Retransmission timer = a new probe is sent? Note that we don't
explicitly use this terminology in REAP. Think of each probe as a new
probe without relationship to earlier ones.
Then, A
stops receiving data from B, so the Send timer expires (I don't find
any
reason why all the possible paths should be explored in less than Send
Timeout time, so A could not test all possible paths from A to B in
this
time).
The Send Timeout keeps track of when to send a keepalive. This is part
of the failure detection mechanism, which runs when data is flowing.

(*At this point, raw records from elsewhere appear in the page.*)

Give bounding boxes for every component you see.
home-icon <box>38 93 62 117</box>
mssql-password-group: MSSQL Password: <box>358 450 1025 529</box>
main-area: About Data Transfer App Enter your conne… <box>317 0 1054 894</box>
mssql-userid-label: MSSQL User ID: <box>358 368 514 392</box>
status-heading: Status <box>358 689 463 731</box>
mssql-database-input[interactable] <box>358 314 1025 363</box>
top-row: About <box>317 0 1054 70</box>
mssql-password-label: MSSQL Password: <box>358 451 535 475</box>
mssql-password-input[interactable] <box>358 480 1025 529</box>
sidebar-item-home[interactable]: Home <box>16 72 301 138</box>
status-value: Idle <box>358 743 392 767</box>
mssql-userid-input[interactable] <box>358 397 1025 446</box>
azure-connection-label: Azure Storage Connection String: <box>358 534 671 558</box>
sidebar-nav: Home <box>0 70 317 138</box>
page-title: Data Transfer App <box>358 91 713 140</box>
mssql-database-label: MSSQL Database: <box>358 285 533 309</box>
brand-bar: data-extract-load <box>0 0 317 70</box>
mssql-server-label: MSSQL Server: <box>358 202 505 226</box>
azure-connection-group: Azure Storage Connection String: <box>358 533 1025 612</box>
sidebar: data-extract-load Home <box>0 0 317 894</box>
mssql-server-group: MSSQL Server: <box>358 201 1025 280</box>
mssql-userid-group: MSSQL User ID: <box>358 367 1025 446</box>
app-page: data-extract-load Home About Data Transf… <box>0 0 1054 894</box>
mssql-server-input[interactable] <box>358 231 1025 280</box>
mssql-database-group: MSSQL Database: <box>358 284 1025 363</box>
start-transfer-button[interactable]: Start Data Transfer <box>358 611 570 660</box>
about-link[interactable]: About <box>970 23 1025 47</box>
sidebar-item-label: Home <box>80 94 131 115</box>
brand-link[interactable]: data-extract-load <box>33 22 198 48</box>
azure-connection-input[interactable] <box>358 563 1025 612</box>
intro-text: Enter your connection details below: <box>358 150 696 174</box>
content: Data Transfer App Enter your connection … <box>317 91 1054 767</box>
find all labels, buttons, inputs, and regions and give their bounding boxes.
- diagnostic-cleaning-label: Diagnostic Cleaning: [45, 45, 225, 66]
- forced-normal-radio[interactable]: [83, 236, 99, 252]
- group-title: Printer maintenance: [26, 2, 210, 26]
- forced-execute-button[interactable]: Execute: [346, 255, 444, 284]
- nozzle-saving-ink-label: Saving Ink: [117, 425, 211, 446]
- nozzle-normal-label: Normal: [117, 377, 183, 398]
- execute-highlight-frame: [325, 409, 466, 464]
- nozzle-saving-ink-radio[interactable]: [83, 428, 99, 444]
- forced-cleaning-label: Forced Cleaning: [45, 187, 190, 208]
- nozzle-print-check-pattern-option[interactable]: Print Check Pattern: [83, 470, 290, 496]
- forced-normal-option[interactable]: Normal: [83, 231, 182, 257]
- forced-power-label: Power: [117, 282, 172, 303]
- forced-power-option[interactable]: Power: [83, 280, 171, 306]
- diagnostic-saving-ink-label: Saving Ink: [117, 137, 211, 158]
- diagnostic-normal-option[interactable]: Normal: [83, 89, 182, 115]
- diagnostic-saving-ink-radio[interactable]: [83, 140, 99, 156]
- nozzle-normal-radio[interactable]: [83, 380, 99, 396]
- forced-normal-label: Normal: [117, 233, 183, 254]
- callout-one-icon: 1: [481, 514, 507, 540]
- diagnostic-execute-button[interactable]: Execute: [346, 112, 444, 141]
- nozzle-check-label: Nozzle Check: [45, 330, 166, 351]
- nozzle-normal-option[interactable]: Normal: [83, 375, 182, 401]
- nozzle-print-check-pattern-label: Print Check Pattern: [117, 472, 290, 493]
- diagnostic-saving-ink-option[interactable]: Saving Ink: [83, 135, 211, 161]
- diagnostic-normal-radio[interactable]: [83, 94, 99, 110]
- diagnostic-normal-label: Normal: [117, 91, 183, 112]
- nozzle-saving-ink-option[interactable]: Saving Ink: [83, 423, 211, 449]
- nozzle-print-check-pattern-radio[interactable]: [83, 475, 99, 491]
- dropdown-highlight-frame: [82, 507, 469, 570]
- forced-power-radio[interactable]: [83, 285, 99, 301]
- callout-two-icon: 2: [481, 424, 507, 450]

Only when there has been no incoming traffic (but there is outgoing
traffic) the reachability exploration procedure is started, which
doesn't use the Send Timeout. In practice, data traffic will continue
to be generated concurrently with the reachability exploration, but
the two types of packets don't interact.
Then, A falls to the Exploring state, and (in the supposition of the
previous paragraph) forgets about the working path from B to A.
A host should only enter the Exploring state when it has been sending
outgoing packets but isn't seeing incoming packets. So it SHOULD be
impossible to get into the Exploring state when there is working
reachability in both directions.
May be now A
sends a probe to B through a working path. but in B happens the same
(it
tries now with different paths from B to A that are no valid, so A
tries
another paths from A to B abandoning the good one...). In this case,
two
valid unidirectional paths existed, one from A to B, and other from
B to A,
but the protocol could not find them, because they not were known at
the
same time by both nodes.
I'm missing something?
I'm thinking something like this could happen if one end doesn't copy
back the other's probe information, but not in any other circumstance.